Back in the saddle, what’s been going on, and… hire #1 (Week 50)

16.29, Friday 22 Mar 2019

How Job Garden looks today

Hey so the last time I posted here it was week 33, now it’s week five-oh, how come the big pause? 🐻

Well we were blessed with a baby (Hello Stella!) and, well, before she came along I anticipated continuing to build Job Garden at least some of the week.

And, yeah: not happening :)

So that’s been and is continuing to be a ton of fun.
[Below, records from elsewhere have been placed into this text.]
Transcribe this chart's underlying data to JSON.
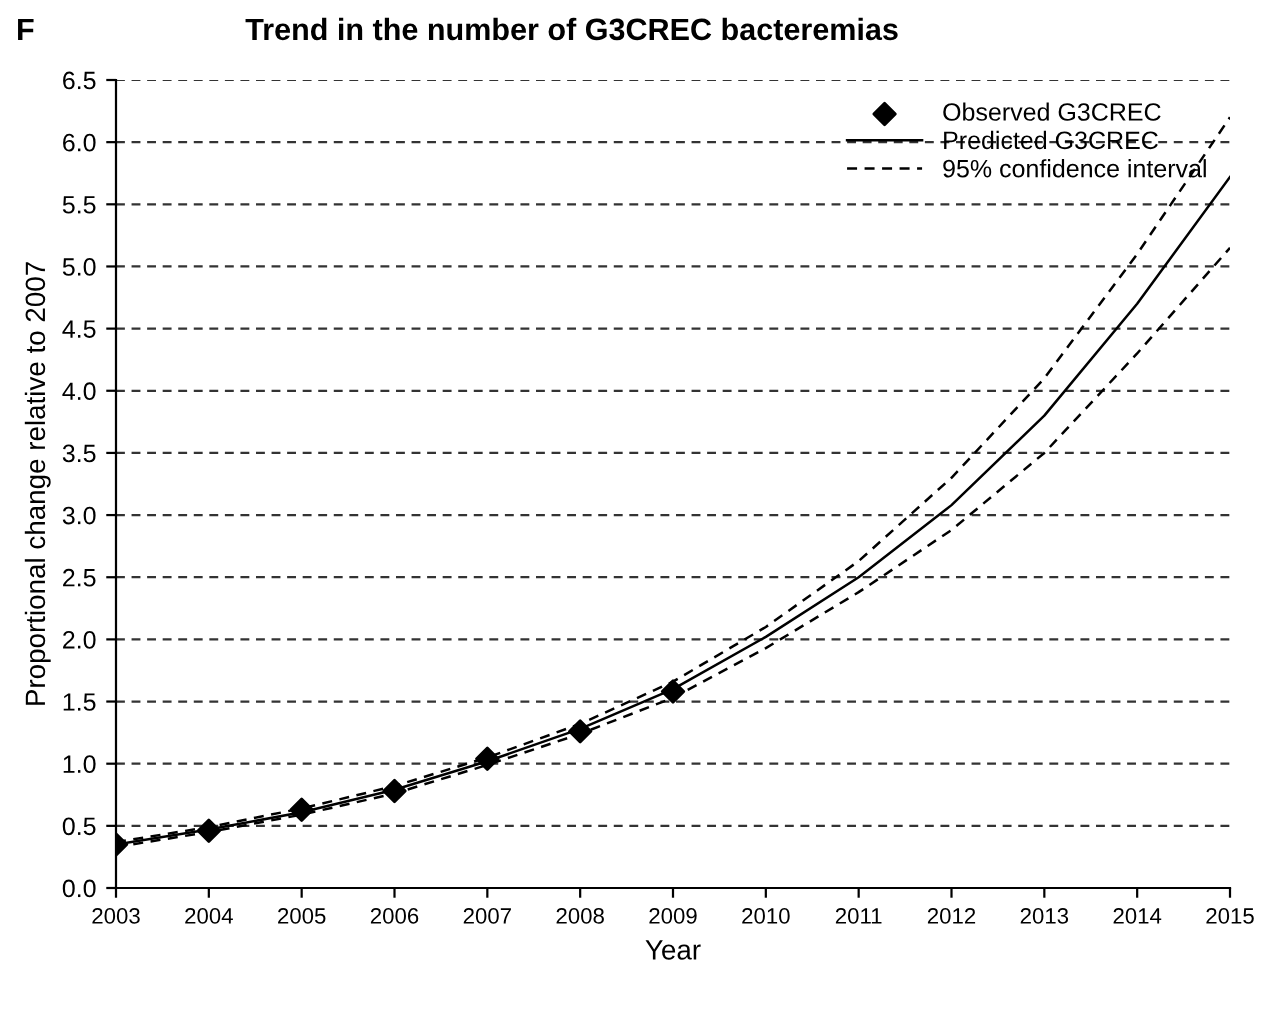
{
  "chart_data": {
    "type": "line",
    "title": "Trend in the number of G3CREC bacteremias",
    "xlabel": "Year",
    "ylabel": "Proportional change relative to 2007",
    "annotations": [
      "F"
    ],
    "x": [
      2003,
      2004,
      2005,
      2006,
      2007,
      2008,
      2009,
      2010,
      2011,
      2012,
      2013,
      2014,
      2015
    ],
    "series": [
      {
        "name": "Observed G3CREC",
        "type": "scatter",
        "marker": "diamond",
        "color": "#000000",
        "x": [
          2003,
          2004,
          2005,
          2006,
          2007,
          2008,
          2009
        ],
        "values": [
          0.35,
          0.46,
          0.63,
          0.78,
          1.04,
          1.26,
          1.58
        ]
      },
      {
        "name": "Predicted G3CREC",
        "line_style": "solid",
        "marker": "none",
        "color": "#000000",
        "values": [
          0.35,
          0.47,
          0.61,
          0.79,
          1.02,
          1.28,
          1.6,
          2.02,
          2.5,
          3.08,
          3.8,
          4.7,
          5.72
        ]
      },
      {
        "name": "95% confidence interval",
        "line_style": "dashed",
        "marker": "none",
        "color": "#000000",
        "values": [
          0.37,
          0.49,
          0.64,
          0.82,
          1.05,
          1.32,
          1.66,
          2.1,
          2.63,
          3.3,
          4.1,
          5.1,
          6.2
        ]
      },
      {
        "line_style": "dashed",
        "marker": "none",
        "color": "#000000",
        "values": [
          0.33,
          0.45,
          0.59,
          0.76,
          0.99,
          1.24,
          1.53,
          1.93,
          2.38,
          2.88,
          3.5,
          4.3,
          5.15
        ]
      }
    ],
    "xlim": [
      2003,
      2015
    ],
    "xticks": [
      2003,
      2004,
      2005,
      2006,
      2007,
      2008,
      2009,
      2010,
      2011,
      2012,
      2013,
      2014,
      2015
    ],
    "ylim": [
      0,
      6.5
    ],
    "yticks": [
      {
        "value": 0,
        "label": "0.0"
      },
      {
        "value": 0.5,
        "label": "0.5"
      },
      {
        "value": 1,
        "label": "1.0"
      },
      {
        "value": 1.5,
        "label": "1.5"
      },
      {
        "value": 2,
        "label": "2.0"
      },
      {
        "value": 2.5,
        "label": "2.5"
      },
      {
        "value": 3,
        "label": "3.0"
      },
      {
        "value": 3.5,
        "label": "3.5"
      },
      {
        "value": 4,
        "label": "4.0"
      },
      {
        "value": 4.5,
        "label": "4.5"
      },
      {
        "value": 5,
        "label": "5.0"
      },
      {
        "value": 5.5,
        "label": "5.5"
      },
      {
        "value": 6,
        "label": "6.0"
      },
      {
        "value": 6.5,
        "label": "6.5"
      }
    ],
    "grid": "y",
    "legend": "top right"
  }
}
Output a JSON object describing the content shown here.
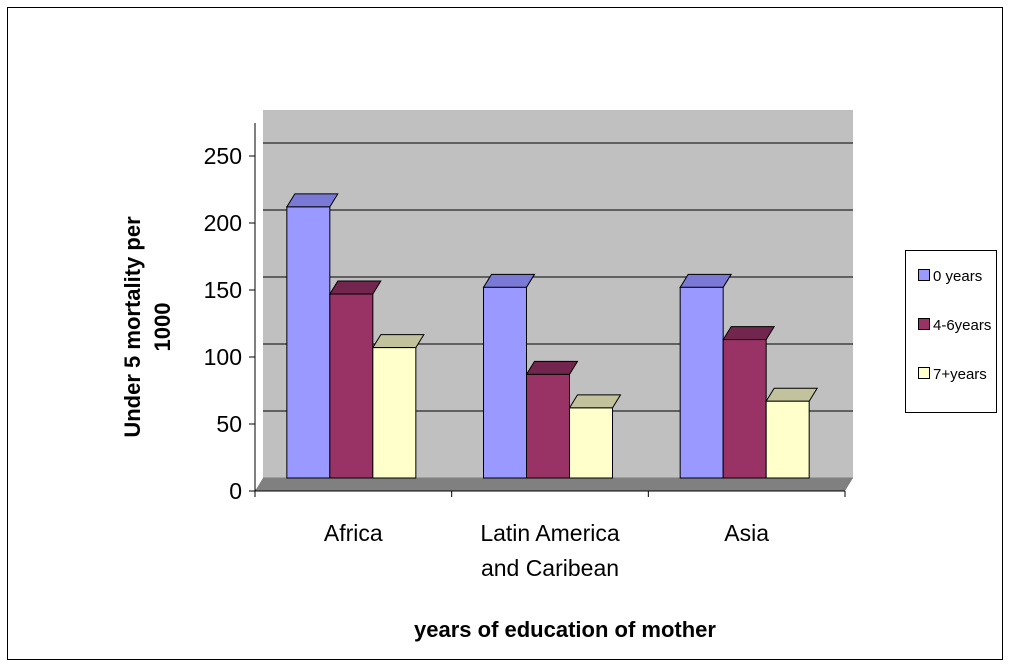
{
  "chart_data": {
    "type": "bar",
    "style": "3d-clustered-column",
    "categories": [
      [
        "Africa"
      ],
      [
        "Latin America",
        "and Caribean"
      ],
      [
        "Asia"
      ]
    ],
    "series": [
      {
        "name": "0 years",
        "values": [
          212,
          152,
          152
        ],
        "color": "#9999ff",
        "top_color": "#7a7ad6"
      },
      {
        "name": "4-6years",
        "values": [
          147,
          87,
          113
        ],
        "color": "#993366",
        "top_color": "#73264d"
      },
      {
        "name": "7+years",
        "values": [
          107,
          62,
          67
        ],
        "color": "#ffffcc",
        "top_color": "#c2c29c"
      }
    ],
    "y_ticks": [
      0,
      50,
      100,
      150,
      200,
      250
    ],
    "ylim": [
      0,
      250
    ],
    "xlabel": "years of education of mother",
    "ylabel": "Under 5 mortality per 1000",
    "legend_position": "right",
    "grid": true,
    "colors": {
      "wall": "#c0c0c0",
      "floor": "#808080",
      "gridline": "#000000"
    }
  }
}
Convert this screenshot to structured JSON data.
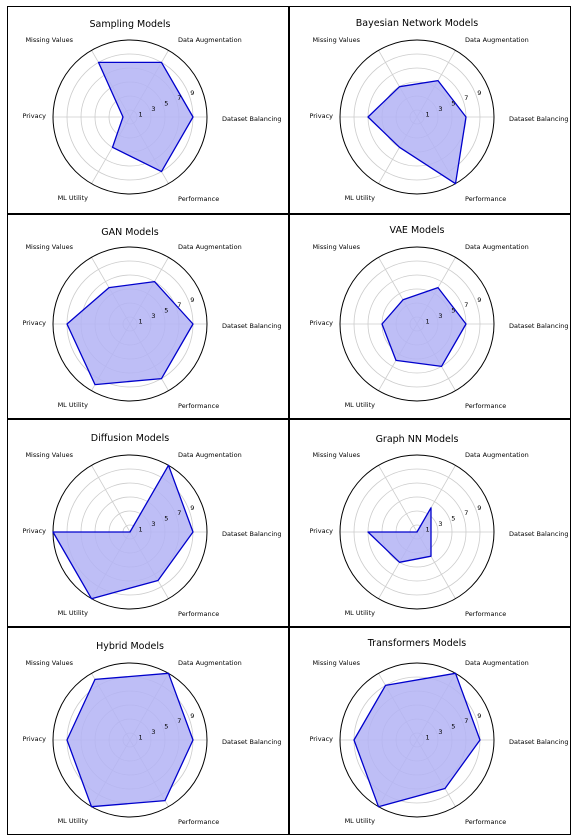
{
  "chart_data": [
    {
      "type": "radar",
      "title": "Sampling Models",
      "axes": [
        "Dataset Balancing",
        "Data Augmentation",
        "Missing Values",
        "Privacy",
        "ML Utility",
        "Performance"
      ],
      "values": [
        9,
        9,
        9,
        1,
        5,
        9
      ],
      "rticks": [
        "1",
        "3",
        "5",
        "7",
        "9"
      ],
      "rlim": [
        0,
        11
      ],
      "grid": true
    },
    {
      "type": "radar",
      "title": "Bayesian Network Models",
      "axes": [
        "Dataset Balancing",
        "Data Augmentation",
        "Missing Values",
        "Privacy",
        "ML Utility",
        "Performance"
      ],
      "values": [
        7,
        6,
        5,
        7,
        5,
        11
      ],
      "rticks": [
        "1",
        "3",
        "5",
        "7",
        "9"
      ],
      "rlim": [
        0,
        11
      ],
      "grid": true
    },
    {
      "type": "radar",
      "title": "GAN Models",
      "axes": [
        "Dataset Balancing",
        "Data Augmentation",
        "Missing Values",
        "Privacy",
        "ML Utility",
        "Performance"
      ],
      "values": [
        9,
        7,
        6,
        9,
        10,
        9
      ],
      "rticks": [
        "1",
        "3",
        "5",
        "7",
        "9"
      ],
      "rlim": [
        0,
        11
      ],
      "grid": true
    },
    {
      "type": "radar",
      "title": "VAE Models",
      "axes": [
        "Dataset Balancing",
        "Data Augmentation",
        "Missing Values",
        "Privacy",
        "ML Utility",
        "Performance"
      ],
      "values": [
        7,
        6,
        4,
        5,
        6,
        7
      ],
      "rticks": [
        "1",
        "3",
        "5",
        "7",
        "9"
      ],
      "rlim": [
        0,
        11
      ],
      "grid": true
    },
    {
      "type": "radar",
      "title": "Diffusion Models",
      "axes": [
        "Dataset Balancing",
        "Data Augmentation",
        "Missing Values",
        "Privacy",
        "ML Utility",
        "Performance"
      ],
      "values": [
        9,
        11,
        0,
        11,
        11,
        8
      ],
      "rticks": [
        "1",
        "3",
        "5",
        "7",
        "9"
      ],
      "rlim": [
        0,
        11
      ],
      "grid": true
    },
    {
      "type": "radar",
      "title": "Graph NN Models",
      "axes": [
        "Dataset Balancing",
        "Data Augmentation",
        "Missing Values",
        "Privacy",
        "ML Utility",
        "Performance"
      ],
      "values": [
        2,
        4,
        0,
        7,
        5,
        4
      ],
      "rticks": [
        "1",
        "3",
        "5",
        "7",
        "9"
      ],
      "rlim": [
        0,
        11
      ],
      "grid": true
    },
    {
      "type": "radar",
      "title": "Hybrid Models",
      "axes": [
        "Dataset Balancing",
        "Data Augmentation",
        "Missing Values",
        "Privacy",
        "ML Utility",
        "Performance"
      ],
      "values": [
        9,
        11,
        10,
        9,
        11,
        10
      ],
      "rticks": [
        "1",
        "3",
        "5",
        "7",
        "9"
      ],
      "rlim": [
        0,
        11
      ],
      "grid": true
    },
    {
      "type": "radar",
      "title": "Transformers Models",
      "axes": [
        "Dataset Balancing",
        "Data Augmentation",
        "Missing Values",
        "Privacy",
        "ML Utility",
        "Performance"
      ],
      "values": [
        9,
        11,
        9,
        9,
        11,
        8
      ],
      "rticks": [
        "1",
        "3",
        "5",
        "7",
        "9"
      ],
      "rlim": [
        0,
        11
      ],
      "grid": true
    }
  ],
  "colors": {
    "line": "#0000cc",
    "fill": "#b3b3f5",
    "grid": "#cccccc",
    "frame": "#000000"
  }
}
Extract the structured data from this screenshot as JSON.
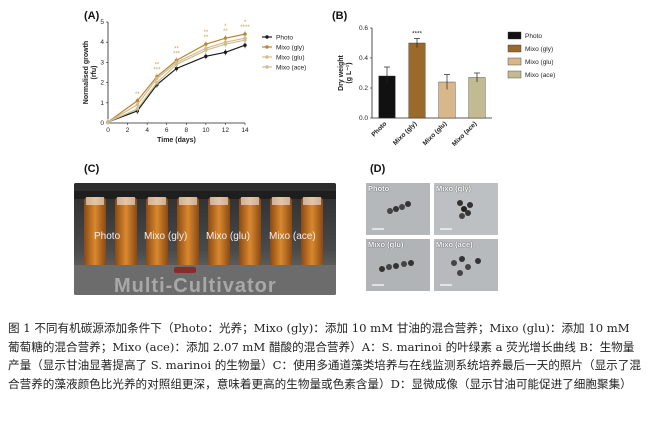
{
  "panels": {
    "a": "(A)",
    "b": "(B)",
    "c": "(C)",
    "d": "(D)"
  },
  "chart_data": [
    {
      "type": "line",
      "xlabel": "Time (days)",
      "ylabel_line1": "Normalised growth",
      "ylabel_line2": "(rfu)",
      "xlim": [
        0,
        14
      ],
      "ylim": [
        0,
        5
      ],
      "xticks": [
        0,
        2,
        4,
        6,
        8,
        10,
        12,
        14
      ],
      "yticks": [
        0,
        1,
        2,
        3,
        4,
        5
      ],
      "x": [
        0,
        3,
        5,
        7,
        10,
        12,
        14
      ],
      "series": [
        {
          "name": "Photo",
          "color": "#1a1a1a",
          "values": [
            0.05,
            0.6,
            1.9,
            2.7,
            3.3,
            3.5,
            3.85
          ]
        },
        {
          "name": "Mixo (gly)",
          "color": "#b8862f",
          "values": [
            0.05,
            1.1,
            2.3,
            3.1,
            3.9,
            4.2,
            4.4
          ]
        },
        {
          "name": "Mixo (glu)",
          "color": "#d9b98a",
          "values": [
            0.05,
            0.9,
            2.2,
            3.0,
            3.7,
            4.0,
            4.2
          ]
        },
        {
          "name": "Mixo (ace)",
          "color": "#c7c094",
          "values": [
            0.05,
            0.7,
            2.0,
            2.9,
            3.6,
            3.9,
            4.1
          ]
        }
      ],
      "annotations": [
        "**",
        "**",
        "**\n***",
        "**\n***",
        "**\n**",
        "*\n**",
        "*\n****"
      ]
    },
    {
      "type": "bar",
      "ylabel_line1": "Dry weight",
      "ylabel_line2": "(g L⁻¹)",
      "ylim": [
        0,
        0.6
      ],
      "yticks": [
        "0.0",
        "0.2",
        "0.4",
        "0.6"
      ],
      "categories": [
        "Photo",
        "Mixo (gly)",
        "Mixo (glu)",
        "Mixo (ace)"
      ],
      "values": [
        0.28,
        0.5,
        0.24,
        0.27
      ],
      "errors": [
        0.06,
        0.03,
        0.05,
        0.03
      ],
      "colors": [
        "#111111",
        "#9a6a2a",
        "#d8b88a",
        "#c2bb92"
      ],
      "significance": "****"
    }
  ],
  "photo_c": {
    "labels": [
      "Photo",
      "Mixo (gly)",
      "Mixo (glu)",
      "Mixo (ace)"
    ],
    "brand": "Multi-Cultivator"
  },
  "photo_d": {
    "labels": [
      "Photo",
      "Mixo (gly)",
      "Mixo (glu)",
      "Mixo (ace)"
    ]
  },
  "caption": "图 1 不同有机碳源添加条件下（Photo：光养；Mixo (gly)：添加 10 mM 甘油的混合营养；Mixo (glu)：添加 10 mM 葡萄糖的混合营养；Mixo (ace)：添加 2.07 mM 醋酸的混合营养）A：S. marinoi 的叶绿素 a 荧光增长曲线 B：生物量产量（显示甘油显著提高了 S. marinoi 的生物量）C：使用多通道藻类培养与在线监测系统培养最后一天的照片（显示了混合营养的藻液颜色比光养的对照组更深，意味着更高的生物量或色素含量）D：显微成像（显示甘油可能促进了细胞聚集）"
}
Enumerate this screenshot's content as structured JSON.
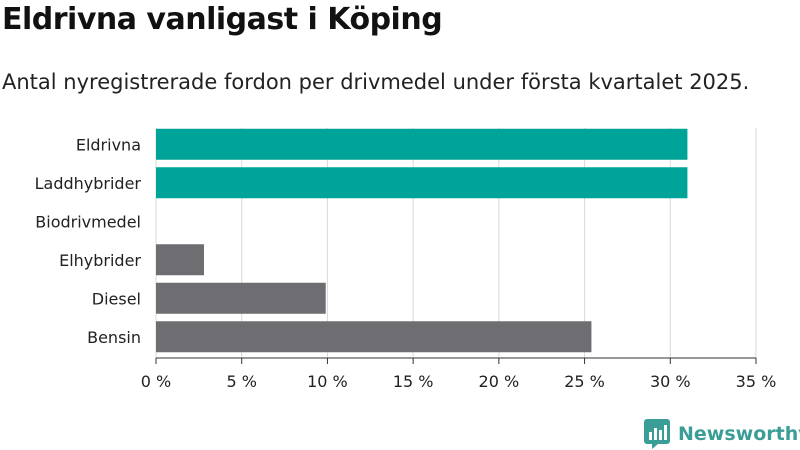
{
  "header": {
    "title": "Eldrivna vanligast i Köping",
    "subtitle": "Antal nyregistrerade fordon per drivmedel under första kvartalet 2025."
  },
  "brand": {
    "name": "Newsworthy",
    "icon": "newsworthy-logo-icon"
  },
  "colors": {
    "highlight": "#00a397",
    "default": "#6e6d72",
    "grid": "#d9d9d9",
    "text": "#222222"
  },
  "chart_data": {
    "type": "bar",
    "orientation": "horizontal",
    "categories": [
      "Eldrivna",
      "Laddhybrider",
      "Biodrivmedel",
      "Elhybrider",
      "Diesel",
      "Bensin"
    ],
    "values": [
      31.0,
      31.0,
      0,
      2.8,
      9.9,
      25.4
    ],
    "highlighted": [
      true,
      true,
      true,
      false,
      false,
      false
    ],
    "xlim": [
      0,
      35
    ],
    "xticks": [
      0,
      5,
      10,
      15,
      20,
      25,
      30,
      35
    ],
    "tick_suffix": " %",
    "grid": true
  }
}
But as a family we’ve got our heads above water now, and I started again on JG about a month back.

Let me give you the headlines…

Three things and I’ll save the best for last.

Prioritising.

So the crazy thing that happened while I was off was (a) it continued to mostly tick over, so yay automation; and, (b) people were getting in contact with feature requests.

It’s a funny thing, making something that it turns out people want, even though it’s super feature lite. You can figure out what’s valuable to whom, and that guides you about what to build next.

So I wrote down literally everything I’ve been imagining in terms of what I want to do with Job Garden: all the ways to get the right job under the right person’s nose at the right time. And who that’s useful for and why.

And then… we did customer interviews. Or rather, we went to meet some gardeners and took them through our prospective roadmap, and listened and chatted, and now we know where we’re headed for the rest of 2019.

Thank you Sophie at Downing Ventures! Thank you Keji at Connect! We think you’ll be pleased at what’s coming up.

Foundations and a new lick of paint.

Once the roadmap got more concrete, it was pretty clear that all the experiments and proof of concept stuff from 2018 needed to be locked down so more ambitious stuff can be built on top.

That’s pretty much what the last month has been:

  • tightening the screws on how things are stored in the database, and adding things like tests to make development more confident
  • rewriting the web crawler that underpins the whole service with one that is simpler to extend, and has a bunch more headroom to deal with 10x the number of companies
  • taking control of the front end so the webpages aren’t just using default templates now. They have knobs and dials now that we can tweak to iterate on layout and colours
  • building a better development environment so coding the site is simpler and smoother

As part of that the site looks slightly different. See the screenshot at the top of this post. The idea is that it looks almost precisely the same, but now the process of looking and working slightly different every week is easier.

What’s neat is this re-engineering period is gradually wrapping up.

And now features that are on the roadmap that previously looked insurmountable, or I had zero idea how to approach them… well, they’re suddenly looking a bit more tractable.

Hire #1 💥

Okay, this is the biggie. I am super super delighted about this.

The third and final bit of news today is that, after I had looked at the roadmap and realised that there was something pretty interesting and fun to build here, I twigged that it would be good to build it with someone.

Then I thought to myself: who would the exact best person be, in skills and character? Then I went and asked him. And now he’s working on Job Garden. (Along with his other clients, we’re not selfishly hogging him.)

Say hi to Phil Gyford 👋

Hello Phil!

Phil’s an old friend and we’ve worked together before.

What’s more important is that he’s a supremely competent engineer on both the front- and back-end. He has a considered method and well-articulated perspective both with the code and in regard to what users need—and let me tell you, it is awesome to have a sparring partner when it comes to figuring this stuff out. We overlap a bunch but we’re also pretty complementary in skills and approach, and I’ve seen myself levelling up just in the last few weeks.

I also have a bunch of ambitions for Job Garden that come from my experience of early days of the web, that golden age of the early 2000s. They’re… quirks, perhaps. But they’re opinions I have and things I still want to explore. The web is chock full of old potentialities and they are being made new again. 2019 is an exciting year for the web. Phil and I are of the same vintage. We get on regarding stuff like that.

Check out Phil’s portfolio over at Well-Formed.

Big week.

Hopefully see you back here in not too long.